Stress Ulceration (Stress-Related Mucosal Disease)
Bleeding after hypoxic injury to the stomach is called stress ulceration or stress-related mucosal disease, which develops from gastric mucosal ischemia caused by hypoperfusion and shock. 1, 2
Pathophysiology
The fundamental mechanism underlying stress ulceration involves:
- Profound regional gastric ischemia resulting from severe and disproportionate gastric vasoconstriction during shock states 2
- The splanchnic vascular bed demonstrates remarkable sensitivity to the renin-angiotensin axis, which mediates the selective vasospasm that causes mucosal injury 2
- Gastric mucosal hypoperfusion disrupts protective mechanisms against gastric acid, leading to rapid development of hemorrhagic ulceration 1, 3
- This process occurs quickly—gastric stress ulceration develops rapidly in patients after severe trauma and shock 1
Key Risk Factors
The strongest predictors for stress ulcer bleeding include:
- Shock (especially septic shock) is the most important risk factor 1, 3
- Mechanical ventilation for >48 hours 4
- Coagulopathy 4
- Multiple organ failure syndrome 1
- Head trauma or neurosurgical procedures (which can cause gastric acid hypersecretion) 3
Clinical Significance
Bleeding from stress ulceration is rare but represents a very serious complication with high mortality when it occurs 1. The condition is part of the broader multiple splanchnic organ failure syndrome that includes nonocclusive bowel ischemia, ischemic colitis, and shock liver 2.
Prevention and Management
The most effective prophylaxis is optimal resuscitation and intensive care aimed at improving oxygenation and microcirculation—this takes priority over pharmacologic interventions 1, 3.

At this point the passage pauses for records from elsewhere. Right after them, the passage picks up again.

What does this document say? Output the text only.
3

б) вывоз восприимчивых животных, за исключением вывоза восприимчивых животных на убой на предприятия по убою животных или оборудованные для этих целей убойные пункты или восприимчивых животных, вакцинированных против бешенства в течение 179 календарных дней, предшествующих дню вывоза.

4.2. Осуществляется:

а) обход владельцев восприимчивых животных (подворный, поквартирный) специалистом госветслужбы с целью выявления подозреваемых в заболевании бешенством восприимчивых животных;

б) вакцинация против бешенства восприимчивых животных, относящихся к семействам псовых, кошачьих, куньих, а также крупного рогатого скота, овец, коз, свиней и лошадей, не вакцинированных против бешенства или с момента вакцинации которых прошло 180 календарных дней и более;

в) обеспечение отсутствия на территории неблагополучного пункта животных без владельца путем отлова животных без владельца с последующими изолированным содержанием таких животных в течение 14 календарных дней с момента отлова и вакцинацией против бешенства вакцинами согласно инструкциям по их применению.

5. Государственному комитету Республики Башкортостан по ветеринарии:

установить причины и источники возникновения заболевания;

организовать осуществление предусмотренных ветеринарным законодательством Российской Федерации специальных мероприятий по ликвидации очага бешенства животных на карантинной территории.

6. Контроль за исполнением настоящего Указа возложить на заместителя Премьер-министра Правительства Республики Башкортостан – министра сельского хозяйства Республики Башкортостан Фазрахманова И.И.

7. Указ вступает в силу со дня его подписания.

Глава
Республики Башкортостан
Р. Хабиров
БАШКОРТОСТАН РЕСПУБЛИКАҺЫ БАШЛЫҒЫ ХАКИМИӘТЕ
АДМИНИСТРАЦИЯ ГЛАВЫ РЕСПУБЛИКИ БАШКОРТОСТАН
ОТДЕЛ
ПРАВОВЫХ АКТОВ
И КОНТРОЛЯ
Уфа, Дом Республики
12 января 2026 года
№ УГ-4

For pharmacologic prophylaxis in at-risk patients:
- Stress ulcer prophylaxis should be given to patients with sepsis or septic shock who have risk factors for gastrointestinal bleeding 4
- Either proton pump inhibitors or histamine-2 receptor antagonists can be used when prophylaxis is indicated 4
- Sucralfate is the most cost-effective option and strengthens mucosal defensive mechanisms 3
- Do not provide stress ulcer prophylaxis to patients without risk factors for GI bleeding 4
Once profuse bleeding has started, measures other than aggressive treatment of shock and sepsis are usually unsuccessful 1. Endoscopic therapy with thermal methods or hemostatic clips combined with epinephrine injections may be attempted in stable patients 5, but immediate operation is indicated for patients with rapidly exsanguinating ulcer hemorrhage and hemodynamic instability refractory to endoscopic control 6.